Open Book Management: Time to Share Employee Salary Info?
Open Book management — where business owners share financial and profit information with employees — can often lead to a more informed, more responsible staff. But just how much information should CEOs share with their employees? That question popped into my head again yesterday when The Wall Street Journal profiled several companies that disclose just about everything (each employee’s salary, pay scales, bonuses, performance reviews, etc.) with all staff members.
On the upside, The Journal said, complete open book management “builds trust among workers and makes employees more aware of how their particular contribution affects the company as a whole.” The Journal noted that SumAll, a data analytics company, has a shared drive that allows employees to view investor agreements, company financials, performance appraisals, hiring decisions, employee pay, workers’ equity and bonuses.
The Open Book management approach can be especially valuable for MSPs (managed services providers) that are shifting to an ESOP (employee stock ownership plan). Since employees ultimately are the company owners, they need to have a feel for all costs, revenue opportunities, profit margins and so on.
Still, there are plenty of companies that tried and abandoned Open Book management. The Journal noted that RethinkDB, a database company, experimented with open pay information but potential recruits saw the salary figures as a starting point for negotiations — which frequently upset the apple cart. So RethinkDB abandoned the open approach.
Did RethinkDB do away with the whole thing or just the pay info? I have always read that the Pay part is a bit to much info to share as these problems with arise.
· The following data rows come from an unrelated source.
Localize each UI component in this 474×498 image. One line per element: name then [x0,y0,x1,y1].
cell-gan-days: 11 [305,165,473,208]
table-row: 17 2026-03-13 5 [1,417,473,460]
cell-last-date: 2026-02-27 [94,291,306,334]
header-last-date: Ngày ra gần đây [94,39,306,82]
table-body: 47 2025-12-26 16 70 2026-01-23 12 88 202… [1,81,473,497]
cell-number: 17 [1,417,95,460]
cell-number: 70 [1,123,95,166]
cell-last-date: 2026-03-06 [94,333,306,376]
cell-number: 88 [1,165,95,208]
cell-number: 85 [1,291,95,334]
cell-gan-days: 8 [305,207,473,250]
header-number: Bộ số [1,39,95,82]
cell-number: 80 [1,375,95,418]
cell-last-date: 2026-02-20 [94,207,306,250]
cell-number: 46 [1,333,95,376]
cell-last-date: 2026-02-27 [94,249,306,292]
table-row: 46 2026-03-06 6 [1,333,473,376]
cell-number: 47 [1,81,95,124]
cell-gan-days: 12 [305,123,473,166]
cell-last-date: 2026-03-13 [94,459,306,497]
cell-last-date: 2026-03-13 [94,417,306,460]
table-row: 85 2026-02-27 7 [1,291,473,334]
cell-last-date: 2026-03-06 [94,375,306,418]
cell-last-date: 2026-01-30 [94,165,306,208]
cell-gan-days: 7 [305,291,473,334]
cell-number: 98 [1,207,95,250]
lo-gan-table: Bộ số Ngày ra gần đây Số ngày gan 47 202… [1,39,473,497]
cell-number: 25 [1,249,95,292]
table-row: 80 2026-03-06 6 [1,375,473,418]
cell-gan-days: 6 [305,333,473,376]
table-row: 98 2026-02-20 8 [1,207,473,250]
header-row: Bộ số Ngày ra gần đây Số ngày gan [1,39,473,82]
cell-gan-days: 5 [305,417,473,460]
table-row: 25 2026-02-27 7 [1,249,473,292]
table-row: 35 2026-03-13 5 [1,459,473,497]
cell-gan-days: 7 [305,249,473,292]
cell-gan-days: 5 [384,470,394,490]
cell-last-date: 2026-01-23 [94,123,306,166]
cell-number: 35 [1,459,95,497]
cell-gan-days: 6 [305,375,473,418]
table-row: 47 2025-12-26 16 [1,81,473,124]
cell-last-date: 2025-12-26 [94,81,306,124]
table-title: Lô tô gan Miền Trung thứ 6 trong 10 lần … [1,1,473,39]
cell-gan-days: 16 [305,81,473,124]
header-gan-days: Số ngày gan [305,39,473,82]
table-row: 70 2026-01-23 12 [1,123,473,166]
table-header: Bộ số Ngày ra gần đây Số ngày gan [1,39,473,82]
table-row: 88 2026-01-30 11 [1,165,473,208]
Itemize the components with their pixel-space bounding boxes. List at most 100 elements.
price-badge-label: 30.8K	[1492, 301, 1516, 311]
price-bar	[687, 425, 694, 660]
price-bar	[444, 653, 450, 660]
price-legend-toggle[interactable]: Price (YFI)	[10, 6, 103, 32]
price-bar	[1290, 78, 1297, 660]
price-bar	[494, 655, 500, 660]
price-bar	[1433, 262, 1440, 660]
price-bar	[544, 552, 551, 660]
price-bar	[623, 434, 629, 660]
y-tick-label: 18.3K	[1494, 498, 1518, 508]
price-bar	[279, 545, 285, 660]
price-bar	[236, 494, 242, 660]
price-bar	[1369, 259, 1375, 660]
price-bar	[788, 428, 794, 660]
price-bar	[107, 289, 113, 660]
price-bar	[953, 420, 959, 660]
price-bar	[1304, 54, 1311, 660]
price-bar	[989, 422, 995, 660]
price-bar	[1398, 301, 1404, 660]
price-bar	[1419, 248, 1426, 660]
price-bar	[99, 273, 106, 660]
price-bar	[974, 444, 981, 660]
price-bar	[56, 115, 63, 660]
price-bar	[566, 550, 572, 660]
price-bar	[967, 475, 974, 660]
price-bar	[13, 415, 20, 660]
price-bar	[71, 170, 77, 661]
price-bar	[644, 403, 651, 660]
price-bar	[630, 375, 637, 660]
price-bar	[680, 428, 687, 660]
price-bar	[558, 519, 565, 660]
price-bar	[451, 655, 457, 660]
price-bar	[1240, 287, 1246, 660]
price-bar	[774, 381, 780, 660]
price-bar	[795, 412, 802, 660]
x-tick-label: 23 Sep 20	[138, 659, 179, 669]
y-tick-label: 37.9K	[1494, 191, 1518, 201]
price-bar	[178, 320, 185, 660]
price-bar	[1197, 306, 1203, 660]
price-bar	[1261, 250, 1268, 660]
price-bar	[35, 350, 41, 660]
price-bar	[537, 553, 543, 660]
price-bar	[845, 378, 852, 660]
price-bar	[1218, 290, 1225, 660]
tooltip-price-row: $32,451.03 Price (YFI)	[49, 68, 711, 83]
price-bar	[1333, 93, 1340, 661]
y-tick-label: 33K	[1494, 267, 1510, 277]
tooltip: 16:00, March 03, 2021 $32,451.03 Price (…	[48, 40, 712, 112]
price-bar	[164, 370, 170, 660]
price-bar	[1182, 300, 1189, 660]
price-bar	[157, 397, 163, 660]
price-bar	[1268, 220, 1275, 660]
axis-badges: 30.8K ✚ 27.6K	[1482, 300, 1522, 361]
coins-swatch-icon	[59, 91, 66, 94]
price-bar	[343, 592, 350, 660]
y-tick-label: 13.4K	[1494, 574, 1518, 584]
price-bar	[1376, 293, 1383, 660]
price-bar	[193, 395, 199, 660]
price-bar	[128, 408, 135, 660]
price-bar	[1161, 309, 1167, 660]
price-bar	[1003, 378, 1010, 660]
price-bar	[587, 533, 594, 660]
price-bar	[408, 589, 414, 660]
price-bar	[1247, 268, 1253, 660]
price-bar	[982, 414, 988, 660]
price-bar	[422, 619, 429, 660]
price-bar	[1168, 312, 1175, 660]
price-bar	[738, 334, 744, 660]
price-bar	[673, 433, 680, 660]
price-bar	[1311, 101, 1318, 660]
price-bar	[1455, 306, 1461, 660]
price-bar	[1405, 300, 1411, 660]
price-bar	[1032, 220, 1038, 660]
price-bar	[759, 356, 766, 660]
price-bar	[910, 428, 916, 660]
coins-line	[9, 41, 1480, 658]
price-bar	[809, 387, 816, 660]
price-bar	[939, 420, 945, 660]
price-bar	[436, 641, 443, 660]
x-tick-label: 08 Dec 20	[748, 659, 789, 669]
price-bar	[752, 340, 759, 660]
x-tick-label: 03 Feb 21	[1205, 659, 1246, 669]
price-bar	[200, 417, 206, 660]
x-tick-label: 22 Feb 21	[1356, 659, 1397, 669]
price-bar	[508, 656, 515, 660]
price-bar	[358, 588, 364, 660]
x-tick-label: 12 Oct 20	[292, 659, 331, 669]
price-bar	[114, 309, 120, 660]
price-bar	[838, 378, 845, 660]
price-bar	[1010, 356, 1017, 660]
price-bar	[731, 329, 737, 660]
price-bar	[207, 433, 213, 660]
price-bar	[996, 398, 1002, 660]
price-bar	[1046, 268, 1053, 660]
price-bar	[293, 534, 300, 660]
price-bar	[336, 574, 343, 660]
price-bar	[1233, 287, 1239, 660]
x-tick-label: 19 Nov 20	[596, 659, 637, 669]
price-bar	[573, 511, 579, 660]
I don't think you should share anyone's salary. Being in sales, I already have too many haters based off of what they THINK I make. However, I love the open book managment idea. People want to please (we are all puppy dogs deep down). When you have that open and trusting relationship with your management, you naturally want to help them out. If you know where the company sits now and share the goals of where you want to be…I think most of the employees will work hard to make it happen. Here puppy, puppy 🙂
[email protected]: Sorry I don't have an answer for you re: RethinkDB.
[email protected]: Thanks for those thoughts. As part of that open book management strategy, I think management has to disclose how profits over-and-above original business goals will be used. That is: If a team easily exceeded company profit goals, will a portion of the profits be shared with the team?
-jp
@JP – Glad you addressed OBM and the question of salary. Over the years, I've had companies share salary ranges for each position, not individual salaries however. I've found that employees often over estimate what their peers earn and this resets the expectation. This dovetails nicely into the OBM philosophy by sharing “payroll burden” per department. My clients who have successfully rolled out OBM have done so with departmental salary load with great success. As @Jodi says, sales is always the hardest pill for other employees to swallow so we have often shown the base salaries separate from the commissions so it demonstrates the risk a sales person has by not performing.
Regarding portion of profits going to staff; that has definitely been a key to the success of OBM in the companies I've worked with. When everyone sees a shared goal and a reward for meeting that goal it's amazing the creativity and participation in problem solving.
@Jodi – best of luck with OBM at your organization. The “haters” are taking their cue from management. If management resents paying sales people the rest of the staff picks up on that and runs with it (remember your puppy dog comment?). It's great to see a sales person who sees the bigger picture!